Etre pompier

Kanzari Ryad

LIEUX DITS

Nos héros les pompiers

Le métier de pompier n'est pas nouveau: officialisé à la fin du Moyen Âge, il a connu une multitude de formes, passant d'organisations associatives de commerçants à un système militaire en armes, pour se professionnaliser, et donner aujourd'hui vie à une organisation reposant à environ 80 % sur des volontaires. Les pompiers ont le devoir de porter secours à tout moment et à toute personne, quelle que soit son identité ou sa position, c'est un engagement moral. Et pour la population, faire appel aux sapeurs-pompiers est un droit.
Être pompier est encore de nos jours synonyme d'un réel engagement dans une action citoyenne concrète. Quelle que soit l'heure de la journée ou de la nuit, les pompiers sont le dernier recours, ceux que l'on appelle en urgence, lorsque toutes les solutions sont épuisées, lorsqu'on a besoin d'être évacué, de quitter une situation intenable, redoutée, lorsqu'on est en souffrance. On appelle même les pompiers quand il est trop tard, quand le décès est déjà constaté. Même si de nouvelles tendances apparaissent - les pompiers sont de plus en plus sollicités pour des interventions bénignes (animaux domestiques, disputes conjugales, clés perdues...) -, les secouristes répondent toujours aux appels, leur engagement persiste. Témoin de l'état moral de nos sociétés, le métier de pompier est fondé sur une organisation, une structure, des valeurs et des personnalités que j'ai rencontrées, écoutées, et voulu comprendre.

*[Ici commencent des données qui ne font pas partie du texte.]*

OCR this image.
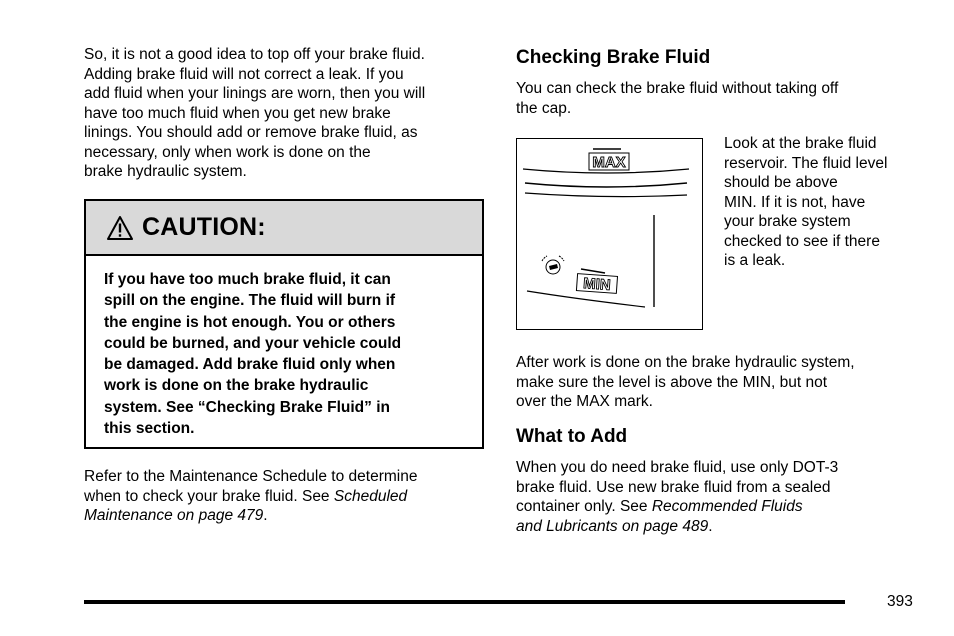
So, it is not a good idea to top off your brake fluid.
Adding brake fluid will not correct a leak. If you
add fluid when your linings are worn, then you will
have too much fluid when you get new brake
linings. You should add or remove brake fluid, as
necessary, only when work is done on the
brake hydraulic system.

CAUTION:

If you have too much brake fluid, it can
spill on the engine. The fluid will burn if
the engine is hot enough. You or others
could be burned, and your vehicle could
be damaged. Add brake fluid only when
work is done on the brake hydraulic
system. See “Checking Brake Fluid” in
this section.

Refer to the Maintenance Schedule to determine
when to check your brake fluid. See Scheduled
Maintenance on page 479.

Checking Brake Fluid

You can check the brake fluid without taking off
the cap.

MAX
MIN

Look at the brake fluid
reservoir. The fluid level
should be above
MIN. If it is not, have
your brake system
checked to see if there
is a leak.

After work is done on the brake hydraulic system,
make sure the level is above the MIN, but not
over the MAX mark.

What to Add

When you do need brake fluid, use only DOT-3
brake fluid. Use new brake fluid from a sealed
container only. See Recommended Fluids
and Lubricants on page 489.

393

MA RENCONTRE AVEC LES SAPEURS-POMPIERS

Au début de l'année 2001, les pompiers de Toulouse, où j'étudiais, se sont déclarés en grève, et prêts à aller jusqu'à la grève de la faim. Le problème: l'application des 35 heures dans leur profession. J'avais là un sujet de mémoire de maîtrise idéal: les pompiers, nos héros, sont à leur tour en détresse. Pourquoi ne pas aller directement dans une caserne pour demander ce qu'il se passe? J'ai ainsi rencontré des interlocuteurs généreux, qui m'ont permis d'en savoir un peu plus sur la difficile négociation des 35 heures chez les sapeurs-pompiers.
Quelques jours avant la soutenance de ma maîtrise, l'usine AZF explose: des milliers de victimes, l'université sinistrée; je décide de continuer à travailler sur ces hommes qui prennent en charge les conséquences de cette catastrophe démesurée.
L'explosion de l'usine chimique a été pour eux une épreuve difficile, mais la reconstitution des faits a posteriori en est une autre: soit les témoins ne veulent plus parler, traumatisés, ils refusent les entretiens ou manquent délibérément mes rendez-vous, soit ils se confient à demi-mot, je dois insister, parfois aller les rencontrer dans leurs nouvelles vies, dans d'autres départements.
Mais il fallait aller plus loin, vivre dans une caserne pour de vrai, partager les repas de la cantine, participer aux conversations, comprendre la manière dont les pompiers voient le monde, s'en imprégner: là encore les pompiers font preuve de générosité, ils me prêtent une tenue complète (jusqu'aux bottes) et me réservent un lit, une chambre même, dans une caserne importante de la région. Le stage est difficile, carie métier est difficile, les nuits ne sont pas faites pour dormir, et les journées sont actives, mais ces quinze jours passés en pompier sont riches, formateurs. Je découvre dans le détail leur travail au quotidien et l'importance de leur identité professionnelle, une identité qui est peut-être le moteur principal de leur motivation.